Dec. 7‘A day which will live in infamy’
Published 10:08 pm Saturday, December 1, 2012
On a quiet, seemingly ordinary Sunday morning 71 years ago this Friday, America found itself changed forever. Japanese bombers decimated the U.S. military base in a place that would become synonymous with The Greatest Generation.
The surprise attack at Pearl Harbor thrust the United States — far from the military power it would become — into a global conflict against evil. The war would be fought on two continents over the next four years and claim an insufferable number of casualties.
More than 405,000 Americans were killed during World War II and about 2,400 of those were killed on that first sunny Sunday morning.
They earned the monicker The Greatest Generation for accomplishing what was seen as an insurmountable task. The collective effort — every American pitched in — turned the tides of war in favor of the Allies. On June 6, 1944, allied forces stormed the beaches of northern France to push back Adolph Hitler’s Nazi juggernaut. In the Pacific, the fighting already had gone on for more than two years by the time the U.S. invaded Europe.

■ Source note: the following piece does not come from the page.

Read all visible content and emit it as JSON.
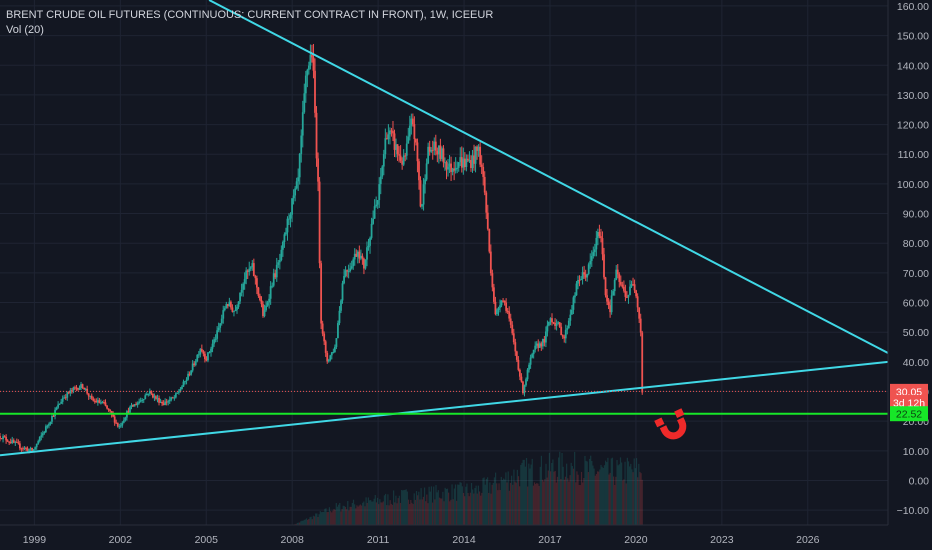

Eleven months after storming the beaches, in May 1945, Germany surrendered, ending the European theater of operations. Five months and two atomic bombs later, Japan also surrendered, bringing a close to the second great war.

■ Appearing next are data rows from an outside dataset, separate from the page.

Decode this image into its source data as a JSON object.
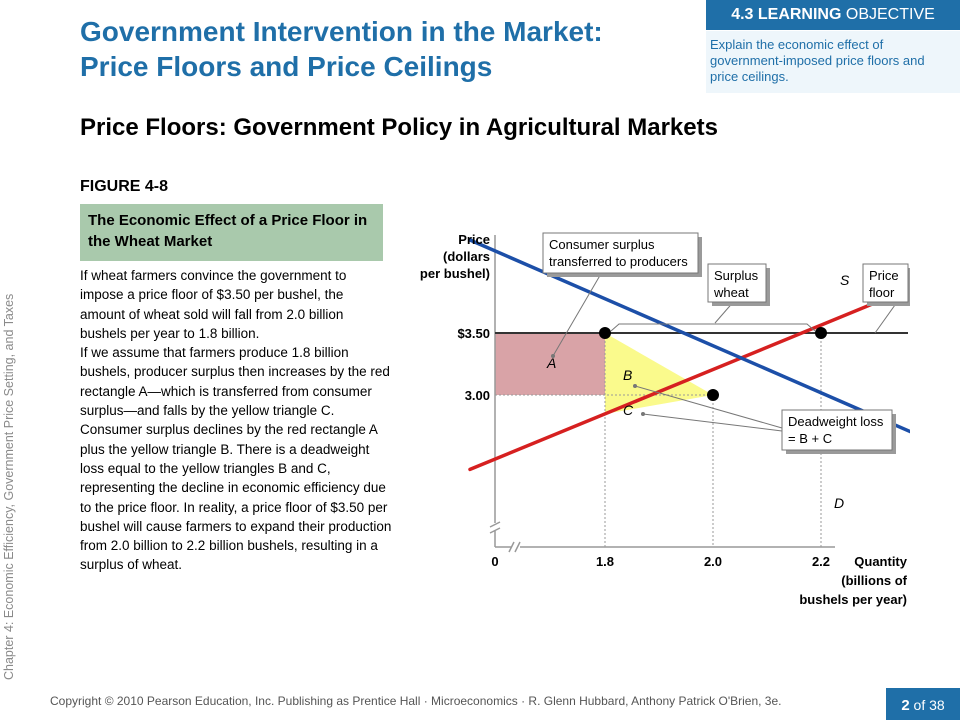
{
  "slide": {
    "title_line1": "Government Intervention in the Market:",
    "title_line2": "Price Floors and Price Ceilings",
    "objective_badge_bold": "4.3 LEARNING",
    "objective_badge_rest": " OBJECTIVE",
    "objective_text": "Explain the economic effect of government-imposed price floors and price ceilings.",
    "subtitle": "Price Floors: Government Policy in Agricultural Markets",
    "figure_label": "FIGURE 4-8",
    "figure_caption": "The Economic Effect of a Price Floor in the Wheat Market",
    "paragraphs": [
      "If wheat farmers convince the government to impose a price floor of $3.50 per bushel, the amount of wheat sold will fall from 2.0 billion bushels per year to 1.8 billion.",
      "If we assume that farmers produce 1.8 billion bushels, producer surplus then increases by the red rectangle A—which is transferred from consumer surplus—and falls by the yellow triangle C.",
      "Consumer surplus declines by the red rectangle A plus the yellow triangle B. There is a deadweight loss equal to the yellow triangles B and C, representing the decline in economic efficiency due to the price floor. In reality, a price floor of $3.50 per bushel will cause farmers to expand their production from 2.0 billion to 2.2 billion bushels, resulting in a surplus of wheat."
    ],
    "side_text": "Chapter 4: Economic Efficiency, Government Price Setting, and Taxes",
    "footer": "Copyright © 2010 Pearson Education, Inc. Publishing as Prentice Hall · Microeconomics · R. Glenn Hubbard, Anthony Patrick O'Brien, 3e.",
    "page_current": "2",
    "page_total_label": " of 38"
  },
  "chart_data": {
    "type": "line",
    "title": "",
    "ylabel_lines": [
      "Price",
      "(dollars",
      "per bushel)"
    ],
    "xlabel_lines": [
      "Quantity",
      "(billions of",
      "bushels per year)"
    ],
    "origin_label": "0",
    "x_ticks": [
      {
        "value": 1.8,
        "label": "1.8"
      },
      {
        "value": 2.0,
        "label": "2.0"
      },
      {
        "value": 2.2,
        "label": "2.2"
      }
    ],
    "y_ticks": [
      {
        "value": 3.5,
        "label": "$3.50"
      },
      {
        "value": 3.0,
        "label": "3.00"
      }
    ],
    "axis_break": true,
    "series": [
      {
        "name": "S",
        "color": "#d62020",
        "points": [
          [
            1.55,
            2.4
          ],
          [
            2.36,
            3.85
          ]
        ]
      },
      {
        "name": "D",
        "color": "#1c4fa8",
        "points": [
          [
            1.55,
            4.25
          ],
          [
            2.41,
            2.62
          ]
        ]
      }
    ],
    "price_floor": {
      "value": 3.5,
      "label_line1": "Price",
      "label_line2": "floor",
      "color": "#333333"
    },
    "points": [
      {
        "x": 1.8,
        "y": 3.5
      },
      {
        "x": 2.0,
        "y": 3.0
      },
      {
        "x": 2.2,
        "y": 3.5
      }
    ],
    "areas": [
      {
        "label": "A",
        "color": "#d9a3a7",
        "meaning": "Consumer surplus transferred to producers"
      },
      {
        "label": "B",
        "color": "#fafa8c"
      },
      {
        "label": "C",
        "color": "#fafa8c"
      }
    ],
    "annotations": [
      {
        "id": "consumer-surplus",
        "line1": "Consumer surplus",
        "line2": "transferred to producers"
      },
      {
        "id": "surplus-wheat",
        "line1": "Surplus",
        "line2": "wheat"
      },
      {
        "id": "deadweight-loss",
        "line1": "Deadweight loss",
        "line2": "= B + C"
      }
    ],
    "colors": {
      "supply": "#d62020",
      "demand": "#1c4fa8",
      "area_a": "#d9a3a7",
      "area_bc": "#fafa8c",
      "accent": "#1f6fa8"
    }
  }
}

We mourn for those who left us and never came back. We hold those in The Greatest Generation in the highest regard. We marvel at their willingness and tenacity to do what was needed to be done, rationing food and gas, taking up arms against a militarily superior opponent and walking away victors.
On Friday at 11:55 a.m. Vicksburg time, we will remember the minute America was thrown into a war it did not seek, did not want, but would not ignore. We’d like for you to put yourself back in 1941, on Dec. 8, sitting at home by a fire, or walking through a winter’s chill. Then turning on the radio to hear President Franklin D. Roosevelt speaking to the nation.
In part, he said:
“Yesterday, December 7th, 1941 — a date which will live in infamy — the United States of America was suddenly and deliberately attacked by naval and air forces of the Empire of Japan. The United States was at peace with that nation and, at the solicitation of Japan, was still in conversation with its government and its emperor looking toward the maintenance of peace in the Pacific.
“… The attack yesterday on the Hawaiian islands has caused severe damage to American naval and military forces. I regret to tell you that very many American lives have been lost. In addition, American ships have been reported torpedoed on the high seas between San Francisco and Honolulu.
“… No matter how long it may take us to overcome this premeditated invasion, the American people in their righteous might will win through to absolute victory. I believe that I interpret the will of the Congress and of the people when I assert that we will not only defend ourselves to the uttermost, but will make it very certain that this form of treachery shall never again endanger us.
“Hostilities exist. There is no blinking at the fact that our people, our territory, and our interests are in grave danger. With confidence in our armed forces, with the unbounding determination of our people, we will gain the inevitable triumph — so help us God.”